Je comprends mieux maintenant pourquoi, puisque c'est la mangaka à l'origine de Ranma 1/2, un des animes incontournables du Club Dorothée, qui est aux commandes !
Nanoka a perdu ses parents dans un tragique accident : un gouffre s'est formé sous leur voiture. Elle a été retrouvée en dehors du véhicule, couverte d'un sang qui n'était pas le sien.
Elle est désormais adolescente, et passe devant les lieux du drame avec des amies. Cet endroit est aussi la sortie d'une galerie commerçante, sujette dernièrement à quelques rumeurs. Elle s'y aventure un peu et se retrouve au Japon au début du XXe siècle ! L'ambiance est étrange, toutes les personnes qu'elles croisent semblent être des fantômes.
Après avoir été prise en chasse par un monstre, elle croise une espèce de guerrier qui finit par la sauver (après un gros temps d'hésitation, estimant que la demoiselle possède la force nécessaire pour se débrouiller). L'homme, Mao, dira qu'elle est une « Ayakashi », Nanoka semblant disposer de capacités particulières.
Quant au guerrier, il est un « Onmyoji », un exorciste d'après le site officiel de l'anime. Il a été maudit par un démon, le Byôki et cherche à le retrouver.
Si la recherche du Byôki pour Mao et les interrogations de Nanoka sur son passé constituent le fil rouge, les épisodes narrent principalement les différentes enquêtes et missions de Mao, qui est sollicité lorsqu'un phénomène surnaturel, inexpliqué, se produit. Mais si l'affaire n'a pas un possible lien avec sa propre quête, alors le guerrier s'en désintéressera.
L'attrait principal de l'anime réside dans le duo Mao/Nanoka, et toutes leur différence. Nanoka est une pile électrique qui parle comme n'importe quel ado, Mao est posé, distant.
La collégienne, bien que résiliente, se pose désormais des questions sur ce qu'elle est. Elle sent qu'elle a changé, et s'interroge sur ce qu'est une ayakashi. En outre, la mort de ses parents demeure mystérieuse. Le comportement froid, presque indifférent de Mao lui tape sur les nerfs, ce qui n'arrange rien à la situation.
L'alternance entre l'époque actuelle et le passé dans lequel Nanoka se rend régulièrement constitue le deuxième atout. L'anime joue donc à fond sur les dynamiques de contraste, que ça soit autant au niveau des personnages que des environnements.

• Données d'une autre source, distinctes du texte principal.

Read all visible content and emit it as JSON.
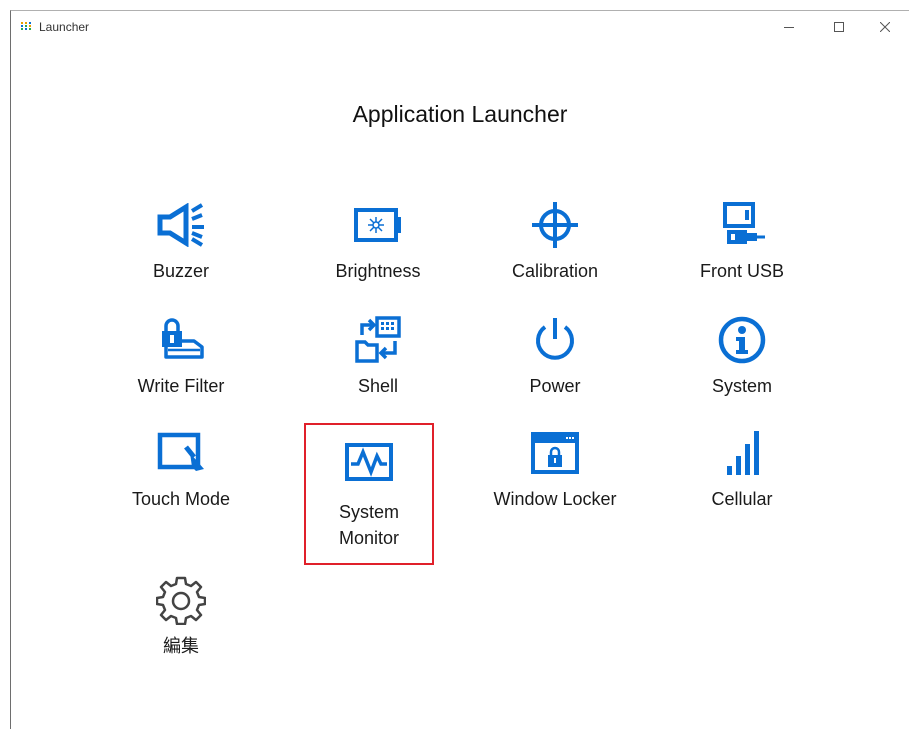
{
  "window": {
    "title": "Launcher",
    "minimize_glyph": "—",
    "maximize_glyph": "☐",
    "close_glyph": "✕"
  },
  "heading": "Application Launcher",
  "accent_color": "#0a6fd4",
  "selection_color": "#e0202a",
  "tiles": [
    {
      "label": "Buzzer",
      "icon": "speaker-icon"
    },
    {
      "label": "Brightness",
      "icon": "brightness-icon"
    },
    {
      "label": "Calibration",
      "icon": "crosshair-icon"
    },
    {
      "label": "Front USB",
      "icon": "usb-icon"
    },
    {
      "label": "Write Filter",
      "icon": "lock-drive-icon"
    },
    {
      "label": "Shell",
      "icon": "shell-swap-icon"
    },
    {
      "label": "Power",
      "icon": "power-icon"
    },
    {
      "label": "System",
      "icon": "info-icon"
    },
    {
      "label": "Touch Mode",
      "icon": "touch-screen-icon"
    },
    {
      "label": "System Monitor",
      "icon": "monitor-graph-icon",
      "selected": true
    },
    {
      "label": "Window Locker",
      "icon": "window-lock-icon"
    },
    {
      "label": "Cellular",
      "icon": "signal-bars-icon"
    },
    {
      "label": "編集",
      "icon": "gear-icon"
    }
  ]
}
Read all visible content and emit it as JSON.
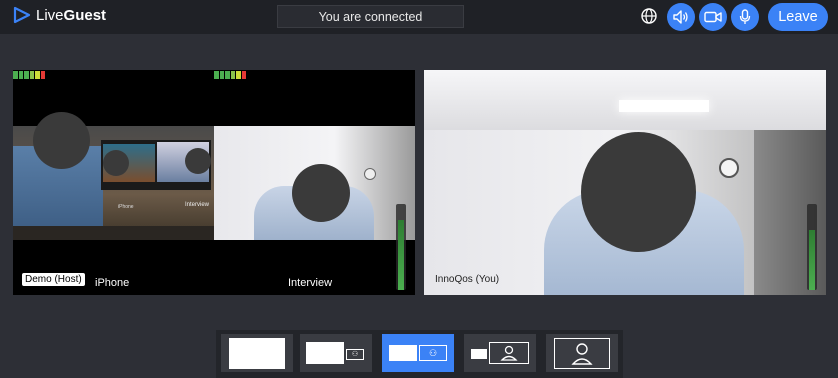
{
  "app": {
    "brand_light": "Live",
    "brand_bold": "Guest"
  },
  "status": {
    "text": "You are connected"
  },
  "toolbar": {
    "leave_label": "Leave"
  },
  "left_panel": {
    "host_tag": "Demo (Host)",
    "label_a": "iPhone",
    "label_b": "Interview",
    "screen_label": "Interview"
  },
  "right_panel": {
    "name": "InnoQos (You)"
  },
  "layout_options": [
    {
      "name": "single-large",
      "active": false
    },
    {
      "name": "large-with-small",
      "active": false
    },
    {
      "name": "side-by-side",
      "active": true
    },
    {
      "name": "small-with-large",
      "active": false
    },
    {
      "name": "person-only",
      "active": false
    }
  ],
  "colors": {
    "accent": "#3b82f6",
    "meter_green": "#4caf50",
    "meter_red": "#e53935"
  }
}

On ne peut ignorer la composante comique, mais je ne dirais pas qu'elle est prédominante. Les affaires auxquelles sont mêlées notre tandem se révèlent assez sombres, avec souvent des destins tragiques. C'est un poil sanglant aussi, donc ça ne conviendra pas à tout le monde.
Quel plaisir de retrouver une oeuvre de Rumiko Takahashi ! Ceux qui aiment l'auteure se sentiront comme à la maison devant Mao.

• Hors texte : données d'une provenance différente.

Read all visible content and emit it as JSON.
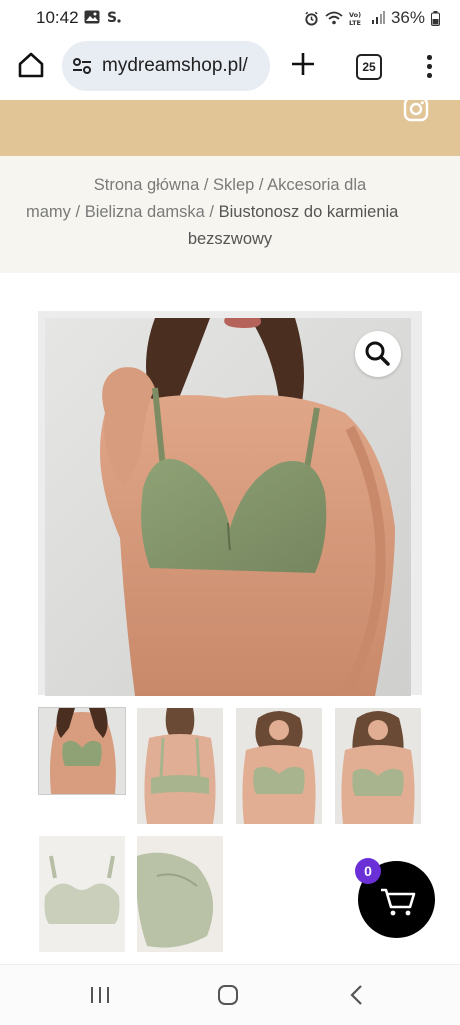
{
  "status_bar": {
    "time": "10:42",
    "battery": "36%",
    "icons": [
      "image-icon",
      "s-icon",
      "alarm-icon",
      "wifi-icon",
      "volte-icon",
      "signal-icon",
      "battery-icon"
    ]
  },
  "browser": {
    "url": "mydreamshop.pl/",
    "tab_count": "25",
    "icons": [
      "home-icon",
      "site-settings-icon",
      "new-tab-icon",
      "tabs-icon",
      "more-menu-icon"
    ]
  },
  "header": {
    "band_color": "#e2c597",
    "icons": [
      "instagram-icon"
    ]
  },
  "breadcrumb": {
    "home": "Strona główna",
    "shop": "Sklep",
    "accessories_part1": "Akcesoria dla",
    "accessories_part2": "mamy",
    "lingerie": "Bielizna damska",
    "current_part1": "Biustonosz do karmienia",
    "current_part2": "bezszwowy",
    "separator": " / "
  },
  "gallery": {
    "product_color": "#8e9f73",
    "thumbnail_count": 6,
    "icons": [
      "zoom-icon"
    ]
  },
  "cart": {
    "count": "0",
    "badge_color": "#6a2fd6",
    "icons": [
      "cart-icon"
    ]
  },
  "nav": {
    "icons": [
      "recents-icon",
      "home-nav-icon",
      "back-icon"
    ]
  }
}
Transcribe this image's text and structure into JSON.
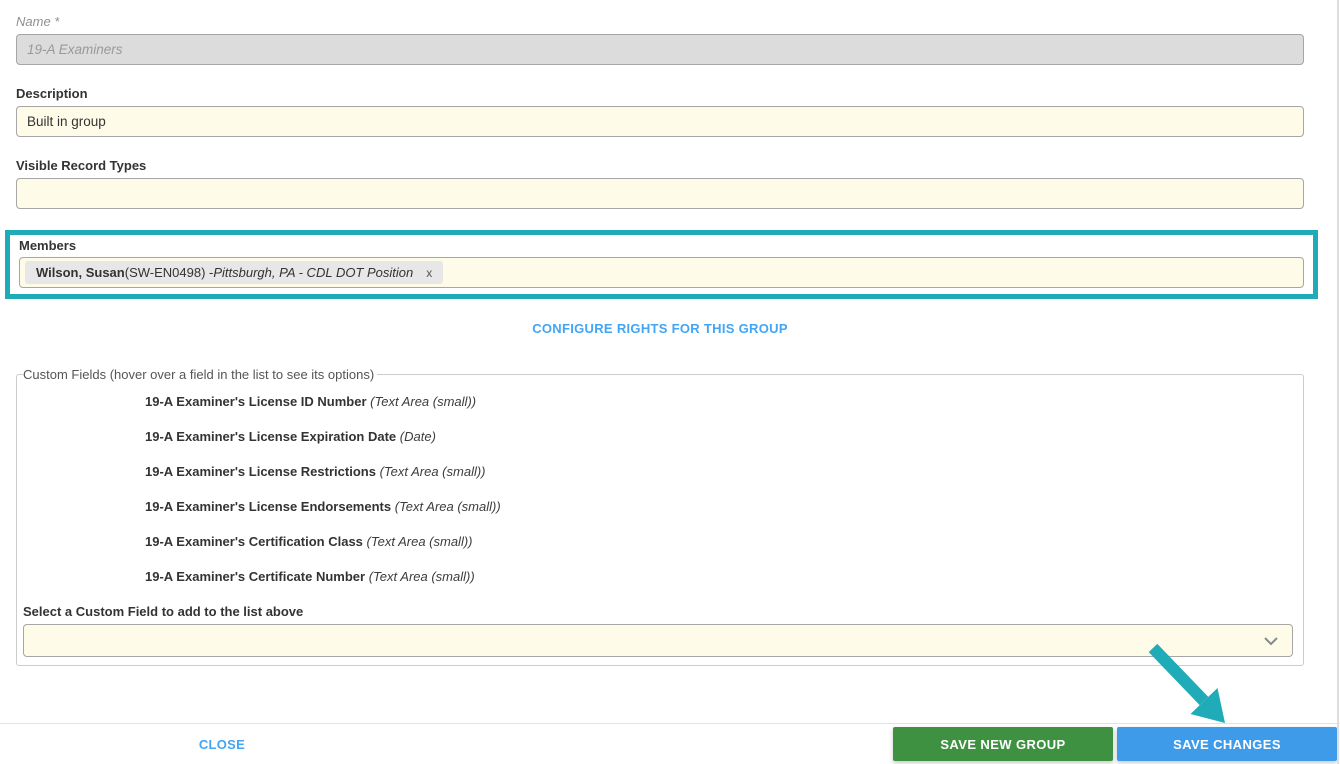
{
  "colors": {
    "teal": "#1fabb8",
    "link-blue": "#42a5f5",
    "button-green": "#3f9142",
    "button-blue": "#3e9be9",
    "input-yellow": "#fefce8"
  },
  "form": {
    "name": {
      "label": "Name *",
      "value": "19-A Examiners"
    },
    "description": {
      "label": "Description",
      "value": "Built in group"
    },
    "visible_record_types": {
      "label": "Visible Record Types",
      "value": ""
    },
    "members": {
      "label": "Members",
      "chips": [
        {
          "name": "Wilson, Susan",
          "id": " (SW-EN0498) - ",
          "detail": "Pittsburgh, PA - CDL DOT Position",
          "remove": "x"
        }
      ]
    },
    "configure_rights_link": "CONFIGURE RIGHTS FOR THIS GROUP",
    "custom_fields": {
      "legend": "Custom Fields (hover over a field in the list to see its options)",
      "items": [
        {
          "name": "19-A Examiner's License ID Number",
          "type": "(Text Area (small))"
        },
        {
          "name": "19-A Examiner's License Expiration Date",
          "type": "(Date)"
        },
        {
          "name": "19-A Examiner's License Restrictions",
          "type": "(Text Area (small))"
        },
        {
          "name": "19-A Examiner's License Endorsements",
          "type": "(Text Area (small))"
        },
        {
          "name": "19-A Examiner's Certification Class",
          "type": "(Text Area (small))"
        },
        {
          "name": "19-A Examiner's Certificate Number",
          "type": "(Text Area (small))"
        }
      ],
      "add_label": "Select a Custom Field to add to the list above",
      "select_value": ""
    }
  },
  "footer": {
    "close_label": "CLOSE",
    "save_new_group_label": "SAVE NEW GROUP",
    "save_changes_label": "SAVE CHANGES"
  }
}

Les autres découvriront un chouette anime (enfin, j'espère que vous aimerez !) avec un duo complètement opposé fonctionnant très bien. C'est une formule classique, mais ça n'empêche pas d'apprécier pleinement. On prend plaisir à suivre leur aventure et leur quête respective.
J'ai hâte de voir comment la situation va évoluer, car en 5 épisodes les quelques bribes d'informations me donnent très envie de poursuivre.
Le manga étant toujours en cours, on peut espérer plus d'une saison pour l'anime, surtout quand on voit déjà le nombre de tomes parus.